Moderated by Joe Kinvi, founder, Borderless & Co-founder, HoaQ, and Zephia Ovia-Ikem, founder, The Star Network, the discussion featured Francis Sani, technical adviser to the Minister of Communications, Innovation and Digital Economy; Efe Barber, special adviser to the Minister of Industry, Trade and Investment; Michael Famoroti, founder, Stears; Rolake Kayantao, Africa Regional director, Seedstars; and Emeka Ajene, founder, AfriDigest.
The core message was that sustainable growth depends on collaboration between government and business to produce trade and create value at scale.
“We can’t keep reacting to crises; we need to build systems that anticipate them,” said Francis Sani, emphasising that innovation remains Nigeria’s fastest path to growth, but only if companies create value that keeps talent at home. “Job creation doesn’t stop at training people,” he said. “It’s about building companies that make talent want to stay and thrive here.”
Efe Barber tied Nigeria’s macro outlook to its export competitiveness.
“Whether the naira appreciates or not depends on how intentionally we position our exports,” she said. “It’s about building the right bilateral relationships, creating an enabling environment for trade, and telling our own story better.”
She added that the government’s push for connected production hubs and digital trade is part of a broader plan to reduce import dependence and move Nigeria closer to a $1 trillion economy. “Made in Nigeria isn’t just a slogan,” Barber noted. “It’s how we lead across markets globally”
From the data front, Michael Famoroti anchored the discussion in hard numbers. “The market today is brutal, but what matters is the trend,” he said. “In 18 to 26 months, we’ll start to see demand rebound, the data already points that way.” He observed that investors are “paying for credibility, not just yield,” noting that portfolio inflows into Nigeria fell 35 percent year-on-year, while markets with clearer policy signals saw steadier capital.
The debate on the naira’s future revealed both caution and optimism. Famoroti described it as undervalued but likely to depreciate short-term, while Rolake Rosiji Kayantao offered a counterpoint: “Recent export growth shows the naira could strengthen if we sustain this momentum.” She also urged policymakers to unlock domestic private capital: “Nigeria has raised only a quarter of the local capital it could,” she said. “We need government-led mechanisms to de-risk local funds like the UK’s SEIS model that encourages investors to take bigger bets.”
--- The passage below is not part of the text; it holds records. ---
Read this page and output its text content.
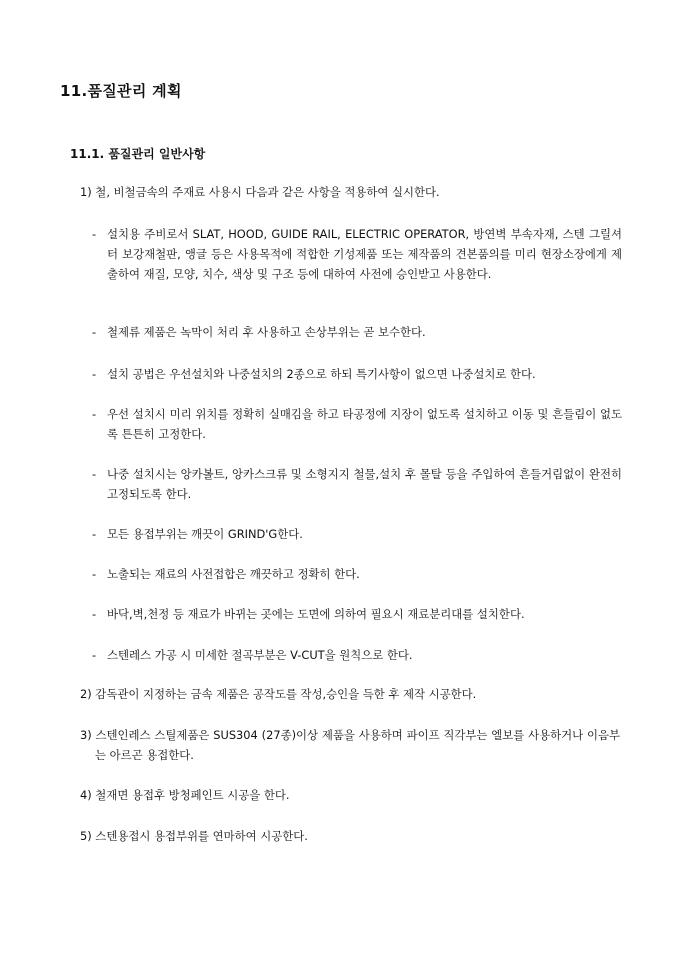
11.품질관리 계획
11.1. 품질관리 일반사항
1) 철, 비철금속의 주재료 사용시 다음과 같은 사항을 적용하여 실시한다.
- 설치용 주비로서 SLAT, HOOD, GUIDE RAIL, ELECTRIC OPERATOR, 방연벽 부속자재, 스텐 그릴셔터 보강재철판, 앵글 등은 사용목적에 적합한 기성제품 또는 제작품의 견본품의를 미리 현장소장에게 제출하여 재질, 모양, 치수, 색상 및 구조 등에 대하여 사전에 승인받고 사용한다.
- 철제류 제품은 녹막이 처리 후 사용하고 손상부위는 곧 보수한다.
- 설치 공법은 우선설치와 나중설치의 2종으로 하되 특기사항이 없으면 나중설치로 한다.
- 우선 설치시 미리 위치를 정확히 실매김을 하고 타공정에 지장이 없도록 설치하고 이동 및 흔들림이 없도록 튼튼히 고정한다.
- 나중 설치시는 앙카볼트, 앙카스크류 및 소형지지 철물,설치 후 몰탈 등을 주입하여 흔들거림없이 완전히 고정되도록 한다.
- 모든 용접부위는 깨끗이 GRIND'G한다.
- 노출되는 재료의 사전접합은 깨끗하고 정확히 한다.
- 바닥,벽,천정 등 재료가 바뀌는 곳에는 도면에 의하여 필요시 재료분리대를 설치한다.
- 스텐레스 가공 시 미세한 절곡부분은 V-CUT을 원칙으로 한다.
2) 감독관이 지정하는 금속 제품은 공작도를 작성,승인을 득한 후 제작 시공한다.
3) 스텐인레스 스틸제품은 SUS304 (27종)이상 제품을 사용하며 파이프 직각부는 엘보를 사용하거나 이음부는 아르곤 용접한다.
4) 철재면 용접후 방청페인트 시공을 한다.
5) 스텐용접시 용접부위를 연마하여 시공한다.
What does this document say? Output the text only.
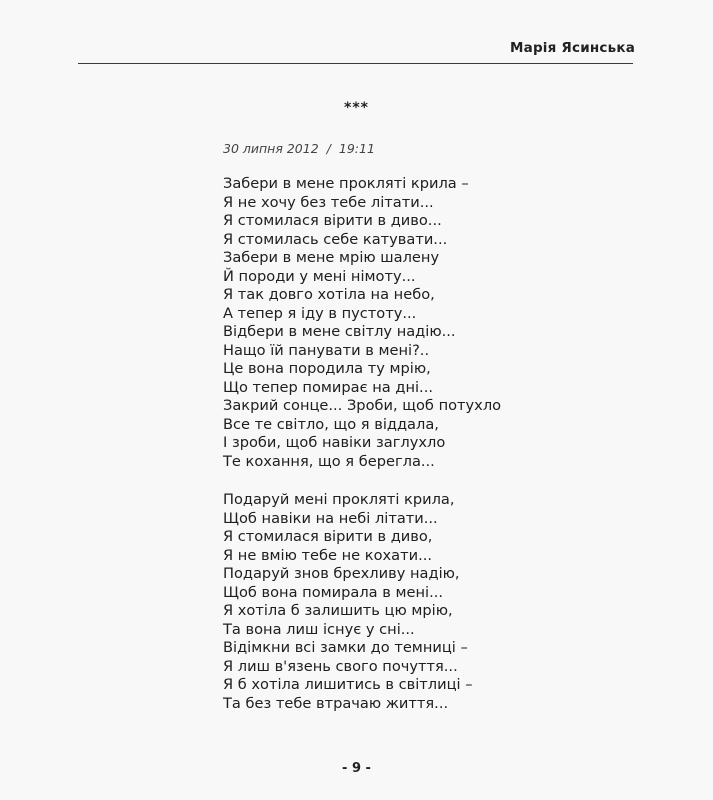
Марія Ясинська
***
30 липня 2012 / 19:11
Забери в мене прокляті крила –
Я не хочу без тебе літати...
Я стомилася вірити в диво...
Я стомилась себе катувати...
Забери в мене мрію шалену
Й породи у мені німоту...
Я так довго хотіла на небо,
А тепер я іду в пустоту...
Відбери в мене світлу надію...
Нащо їй панувати в мені?..
Це вона породила ту мрію,
Що тепер помирає на дні...
Закрий сонце... Зроби, щоб потухло
Все те світло, що я віддала,
І зроби, щоб навіки заглухло
Те кохання, що я берегла...
Подаруй мені прокляті крила,
Щоб навіки на небі літати...
Я стомилася вірити в диво,
Я не вмію тебе не кохати...
Подаруй знов брехливу надію,
Щоб вона помирала в мені...
Я хотіла б залишить цю мрію,
Та вона лиш існує у сні...
Відімкни всі замки до темниці –
Я лиш в'язень свого почуття...
Я б хотіла лишитись в світлиці –
Та без тебе втрачаю життя...
- 9 -
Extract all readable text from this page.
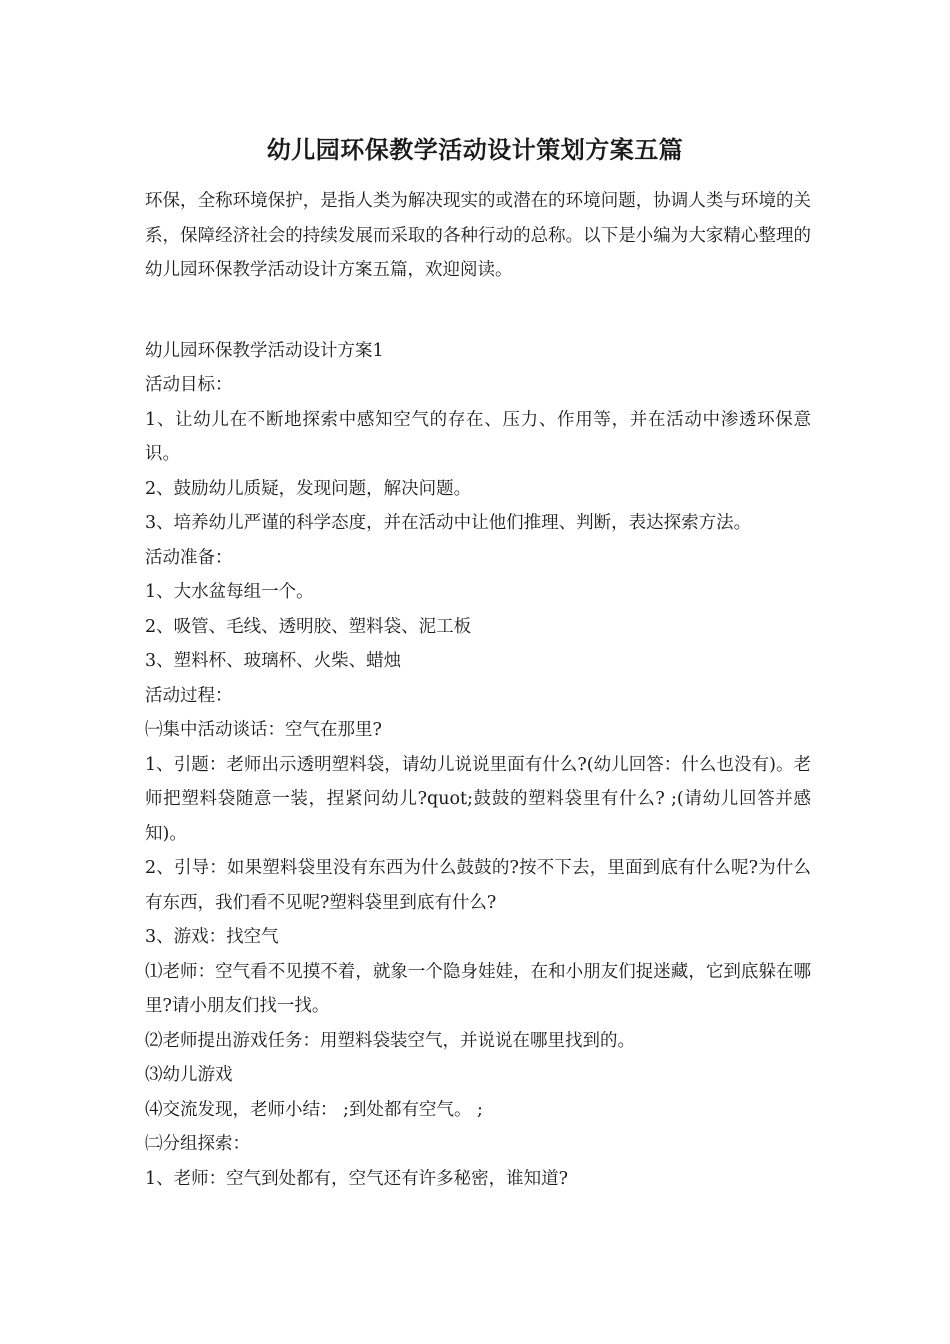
幼儿园环保教学活动设计策划方案五篇

环保，全称环境保护，是指人类为解决现实的或潜在的环境问题，协调人类与环境的关系，保障经济社会的持续发展而采取的各种行动的总称。以下是小编为大家精心整理的幼儿园环保教学活动设计方案五篇，欢迎阅读。

幼儿园环保教学活动设计方案1

活动目标：

1、让幼儿在不断地探索中感知空气的存在、压力、作用等，并在活动中渗透环保意识。

2、鼓励幼儿质疑，发现问题，解决问题。

3、培养幼儿严谨的科学态度，并在活动中让他们推理、判断，表达探索方法。

活动准备：

1、大水盆每组一个。

2、吸管、毛线、透明胶、塑料袋、泥工板

3、塑料杯、玻璃杯、火柴、蜡烛

活动过程：

㈠集中活动谈话：空气在那里?

1、引题：老师出示透明塑料袋，请幼儿说说里面有什么?(幼儿回答：什么也没有)。老师把塑料袋随意一装，捏紧问幼儿?quot;鼓鼓的塑料袋里有什么? ;(请幼儿回答并感知)。

2、引导：如果塑料袋里没有东西为什么鼓鼓的?按不下去，里面到底有什么呢?为什么有东西，我们看不见呢?塑料袋里到底有什么?

3、游戏：找空气

⑴老师：空气看不见摸不着，就象一个隐身娃娃，在和小朋友们捉迷藏，它到底躲在哪里?请小朋友们找一找。

⑵老师提出游戏任务：用塑料袋装空气，并说说在哪里找到的。

⑶幼儿游戏

⑷交流发现，老师小结： ;到处都有空气。 ;

㈡分组探索：

1、老师：空气到处都有，空气还有许多秘密，谁知道?
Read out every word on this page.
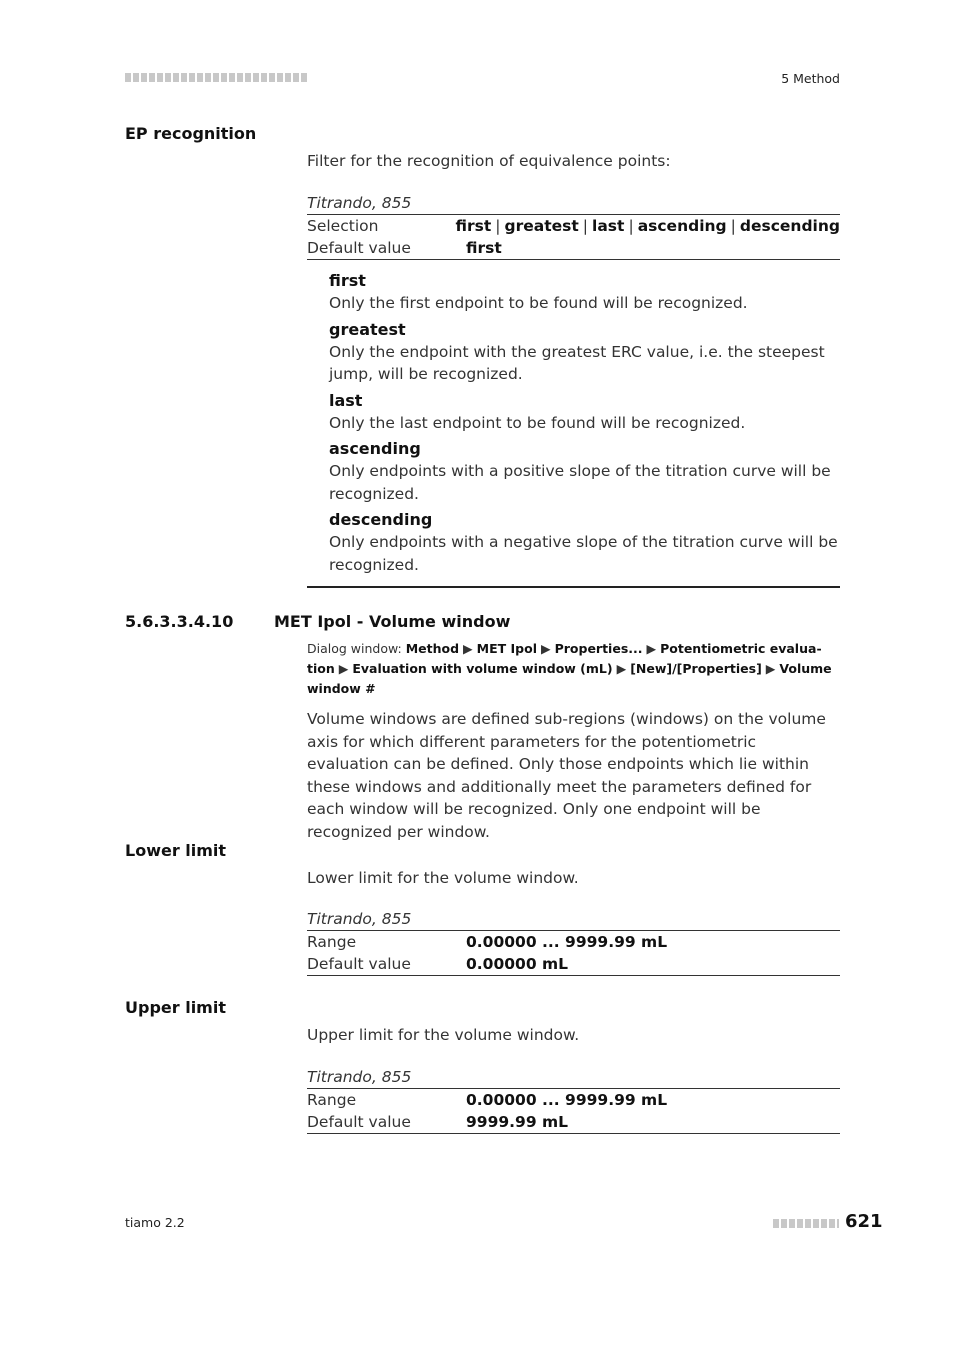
5 Method
EP recognition
Filter for the recognition of equivalence points:
Titrando, 855
Selection	first | greatest | last | ascending | descending
Default value	first
first
Only the first endpoint to be found will be recognized.
greatest
Only the endpoint with the greatest ERC value, i.e. the steepest jump, will be recognized.
last
Only the last endpoint to be found will be recognized.
ascending
Only endpoints with a positive slope of the titration curve will be recognized.
descending
Only endpoints with a negative slope of the titration curve will be recognized.
5.6.3.3.4.10	MET Ipol - Volume window
Dialog window: Method ▶ MET Ipol ▶ Properties... ▶ Potentiometric evaluation ▶ Evaluation with volume window (mL) ▶ [New]/[Properties] ▶ Volume window #
Volume windows are defined sub-regions (windows) on the volume axis for which different parameters for the potentiometric evaluation can be defined. Only those endpoints which lie within these windows and additionally meet the parameters defined for each window will be recognized. Only one endpoint will be recognized per window.
Lower limit
Lower limit for the volume window.
Titrando, 855
Range	0.00000 ... 9999.99 mL
Default value	0.00000 mL
Upper limit
Upper limit for the volume window.
Titrando, 855
Range	0.00000 ... 9999.99 mL
Default value	9999.99 mL
tiamo 2.2	621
Emeka Ajene underscored that reforms must translate into jobs. “More jobs need to be created, and the government has to enable that to happen,” he said. He added that Nigeria already leads culturally, “in music, fashion, entertainment” but must turn that influence into scalable business value. “Nigeria is already attractive,” he said. “The question is how we turn culture into commerce and export business the same way we export music.”
Sani concluded by urging alignment and integrity: “There’s such a gap between our identity as citizens and that of the nation,” he said. “The green pastures we seek are here, if we build with integrity and invest in our own systems.”
The audience, a cross-section of founders, investors, operators, entrepreneurs and creatives from across Africa made the discussion even richer. Their questions pressed for actionable insight: How should early-stage investors hedge FX risk? What will it take to make manufacturing scalable again? Where should Africa’s next billion dollars of private capital go?
Across the two-hour discussion, it became clear that Africa’s economic future will hinge on integrity, value creation and collaboration.